The next thing I remember was him convincing me, not pushing me, but encouraging me to get back in the pool.  He said I didn’t have to but that if I didn’t, I may never want to swim again.  I was so scared but trusted him and since I knew that’s what he wanted, I got back in the pool.
Thank you Dad for saving my life.  Because of you I was able to grow into the person I am today and not only appreciate, but experience life.  I know I’ve made you proud because you told me this often.  I just hope I told you enough how much you mean to me.  I love you and will miss you…until we see each other again.

Wednesday, April 27, 2011

Dad's senior high picture I believe. So handsome!

The Blind Man and the Blondes Joke

Dad loved to tell this joke and we loved to hear it. :)

"A blind man walked into a bar and asked for a beer. As the bartender served him a beer he said, 'Ok, I realize that you're blind so your beer is in front of you.'

The blind man thanked him and asked, 'Hey, wanna hear a good blonde joke?'

The bartender, a little angry said, 'Because of your blindness I want to tell you that I'm 6 feet 4 inches tall, weigh 250 pounds and I'm blonde. The guy at the end of the bar, my brother, is 6 feet 6 inches tall, weighs 280 pounds, is a sumo wrestler, is also blonde, and the guy at the pool table is 6 feet 4 inches tall, is a Golden Gloves boxer and is also a blonde. you still want to tell that blonde joke?' asked the bartender.

After thinking a few seconds, the blind man said...'Not if I have to explain it three times.'"


"Probably my favorite poem"

Since dad passed, I've been wanting to have a vision or a dream about what he's doing now. Everyone kept saying how "he's in a better place" or "now he can go anywhere with us". I can accept those thoughts in the sense of his memory or him being "in our hearts" but I wanted to know that he..the person...the man of dad...his physical body-renewed, if you will, was still alive and laughing and thriving somewhere else.

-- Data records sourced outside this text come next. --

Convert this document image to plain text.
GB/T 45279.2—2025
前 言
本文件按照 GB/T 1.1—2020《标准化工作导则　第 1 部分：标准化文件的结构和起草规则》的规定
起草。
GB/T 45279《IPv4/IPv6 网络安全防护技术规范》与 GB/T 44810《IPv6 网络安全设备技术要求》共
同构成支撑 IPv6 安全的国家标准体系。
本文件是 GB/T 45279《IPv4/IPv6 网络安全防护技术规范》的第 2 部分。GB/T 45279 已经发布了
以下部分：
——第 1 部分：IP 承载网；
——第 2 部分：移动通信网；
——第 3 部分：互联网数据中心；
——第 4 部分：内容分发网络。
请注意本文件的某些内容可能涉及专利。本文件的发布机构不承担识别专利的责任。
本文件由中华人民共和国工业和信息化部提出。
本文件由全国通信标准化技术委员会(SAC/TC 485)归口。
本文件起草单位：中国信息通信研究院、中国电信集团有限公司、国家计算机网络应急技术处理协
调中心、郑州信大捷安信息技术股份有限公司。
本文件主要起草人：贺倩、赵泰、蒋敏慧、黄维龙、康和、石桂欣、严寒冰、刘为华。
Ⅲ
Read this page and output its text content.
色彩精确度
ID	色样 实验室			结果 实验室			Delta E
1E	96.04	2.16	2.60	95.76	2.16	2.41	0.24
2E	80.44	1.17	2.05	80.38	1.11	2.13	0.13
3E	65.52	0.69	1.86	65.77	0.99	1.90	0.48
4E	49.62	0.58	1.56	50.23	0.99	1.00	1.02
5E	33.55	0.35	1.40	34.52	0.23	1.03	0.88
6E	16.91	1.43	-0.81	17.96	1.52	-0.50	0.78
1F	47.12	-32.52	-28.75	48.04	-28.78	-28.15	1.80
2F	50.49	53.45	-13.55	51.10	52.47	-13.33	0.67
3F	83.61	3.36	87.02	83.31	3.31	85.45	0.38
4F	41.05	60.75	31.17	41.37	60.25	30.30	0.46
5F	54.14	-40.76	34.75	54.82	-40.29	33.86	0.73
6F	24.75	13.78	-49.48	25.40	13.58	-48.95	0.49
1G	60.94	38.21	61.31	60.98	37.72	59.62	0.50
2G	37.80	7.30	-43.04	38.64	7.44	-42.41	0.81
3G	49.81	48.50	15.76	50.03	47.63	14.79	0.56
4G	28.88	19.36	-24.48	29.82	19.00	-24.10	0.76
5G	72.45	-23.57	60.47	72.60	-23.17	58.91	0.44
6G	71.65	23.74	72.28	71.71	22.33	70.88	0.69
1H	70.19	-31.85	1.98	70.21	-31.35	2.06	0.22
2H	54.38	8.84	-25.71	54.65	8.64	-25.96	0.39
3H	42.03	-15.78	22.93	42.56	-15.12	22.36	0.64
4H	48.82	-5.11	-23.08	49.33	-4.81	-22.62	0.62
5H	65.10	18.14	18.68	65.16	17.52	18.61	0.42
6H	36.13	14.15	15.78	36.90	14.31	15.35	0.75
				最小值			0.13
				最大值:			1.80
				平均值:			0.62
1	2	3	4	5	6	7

What would have been even better than a vision or a dream though would be a "sign" or message directly from him somehow.
I never knew dad to be into poetry, which he wasn't. I never heard him talk about any poem, ever, besides the poem Footprints, which he loved. Yesterday, I was looking through a book that Alisa and I made of his stories and jokes that we gave to him for Father's Day a couple years ago. I found a folded piece of paper in it with a poem copied in dad's handwriting that helped me. At the bottom of the page, dad wrote "probably my favorite poem":

High Flight 

Oh! I have slipped the surly bonds of Earth
And danced the skies on laughter-silvered wings;
Sunward I've climbed, and joined the tumbling mirth
Of sun-split clouds, — and done a hundred things
You have not dreamed of — wheeled and soared and swung
High in the sunlit silence. Hov'ring there,
I've chased the shouting wind along, and flung
My eager craft through footless halls of air. . . .

Up, up the long, delirious burning blue
I've topped the wind-swept heights with easy grace
Where never lark, or ever eagle flew —
And, while with silent, lifting mind I've trod
The high untrespassed sanctity of space,
Put out my hand, and touched the face of God.
                                                                         — John Gillespie Magee, Jr

Have fun, daddy. I love you.


Tuesday, April 26, 2011

We Will Remember

This blog is a tribute to my Father, the late and great Michael Peters. Family and friends, please feel free to post as often as you'd like, with whatever you'd like, that will help us remember him. Dad was an amazing man and his memory lives on in all of us. Let's use this blog to remember his jokes, stories, sayings, words of wisdom and any other special memories we have of and with him. Personal notes and letters to him, pictures, etc. are also welcome. The purpose of this is to give us a way to let out our thoughts while at the same time honoring his memory. Please don't forget to include your name after your post(s) if you'd like.

Thanks for visiting. We will remember you, Dad!